At the beginning of every year, financial magazines and newspapers roll out their picks for the upcoming year. These range from suggestions from the magazine’s own editors to suggestions from so-called experts. I generally spend ten or twenty minutes at an airport newsstand each year with a pen and paper to write down the most interesting ones to me — and then watch during the year for a time to buy cheaper.
We’re getting some pretty cheap prices right now, which has triggered my attention but not my investment yet. I don’t buy cheap. I buy VERY cheap.
Someone you can always count on to point you to overpriced stocks heading for cheaper prices is Kevin Landis, the manager of Firsthand Tech Value. Unfortunately, he doesn’t point out such stocks as short candidates, he suggests buying them. I first assailed Mr. Landis in this article written in October 2002 when his fund was down 68% so far that year. So far this year it’s down 13% and his big new year’s pick, UTStarcom, is down 27%. Check out the chart line from the beginning of the year to now. That’s quite a discount and might just entice you to buy, but of course the strongest buy signal would be news that Mr. Landis is selling.

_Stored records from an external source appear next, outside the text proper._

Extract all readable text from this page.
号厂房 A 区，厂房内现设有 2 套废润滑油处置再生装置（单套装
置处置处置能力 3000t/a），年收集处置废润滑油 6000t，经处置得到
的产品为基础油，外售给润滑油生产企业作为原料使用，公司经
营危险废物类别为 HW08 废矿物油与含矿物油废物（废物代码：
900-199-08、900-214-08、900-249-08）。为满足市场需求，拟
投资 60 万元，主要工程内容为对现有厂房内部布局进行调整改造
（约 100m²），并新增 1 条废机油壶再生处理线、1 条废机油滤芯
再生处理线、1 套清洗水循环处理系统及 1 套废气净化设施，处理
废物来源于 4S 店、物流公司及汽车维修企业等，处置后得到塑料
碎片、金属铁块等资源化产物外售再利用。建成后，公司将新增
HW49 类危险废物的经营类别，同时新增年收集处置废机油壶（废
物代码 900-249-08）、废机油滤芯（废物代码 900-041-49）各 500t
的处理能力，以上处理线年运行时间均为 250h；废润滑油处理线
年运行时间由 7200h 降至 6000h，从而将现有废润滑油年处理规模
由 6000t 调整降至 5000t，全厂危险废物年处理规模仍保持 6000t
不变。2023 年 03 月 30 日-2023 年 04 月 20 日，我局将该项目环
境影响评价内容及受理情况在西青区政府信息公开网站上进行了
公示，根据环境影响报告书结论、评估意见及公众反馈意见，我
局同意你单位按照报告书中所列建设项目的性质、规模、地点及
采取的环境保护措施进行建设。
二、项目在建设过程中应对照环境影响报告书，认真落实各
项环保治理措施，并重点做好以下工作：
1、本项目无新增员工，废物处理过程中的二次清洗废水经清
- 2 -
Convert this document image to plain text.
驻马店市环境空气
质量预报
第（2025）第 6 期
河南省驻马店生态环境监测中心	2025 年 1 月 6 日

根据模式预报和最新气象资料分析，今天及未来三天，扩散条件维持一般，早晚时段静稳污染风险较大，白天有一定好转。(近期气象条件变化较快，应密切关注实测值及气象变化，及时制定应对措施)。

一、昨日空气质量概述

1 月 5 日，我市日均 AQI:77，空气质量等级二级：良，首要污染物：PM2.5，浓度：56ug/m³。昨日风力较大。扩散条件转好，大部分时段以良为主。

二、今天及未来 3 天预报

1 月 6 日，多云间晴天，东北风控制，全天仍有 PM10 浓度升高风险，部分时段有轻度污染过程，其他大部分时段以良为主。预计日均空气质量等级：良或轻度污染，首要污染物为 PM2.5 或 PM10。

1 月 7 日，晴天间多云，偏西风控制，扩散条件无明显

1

SmartMoney suggested buying Maxtor, the hard drive company, at a price of $11. It closed this week at $6.78. That’s a drop of 38%. It’s easy to see why the magazine was excited about the chart. On May 20th last year, the stock hit $6.07 then rose to a high of $15.38 on October 17th. Settling back to $11 from there seemed like a good buying opportunity as the economy was supposedly kicking back into high gear. Plus there was all that cheer about tech spending picking up and, lick your lips, hard drives are going to be used in much more than just computers — they’ll be used in home game centers, personal video recorders like TiVo, car dashboards, and so on. You can read SmartMoney’s report here. Now that the stock is almost back to where it was a year ago, few people are interested. The industry is too competitive, margins are too thin, it’s a commodity product, and so on. Worth a look, I’d say.
There are others on my list, but those two are the biggest droppers so far. I haven’t bought either. I’ll be sure to mention if and when I do.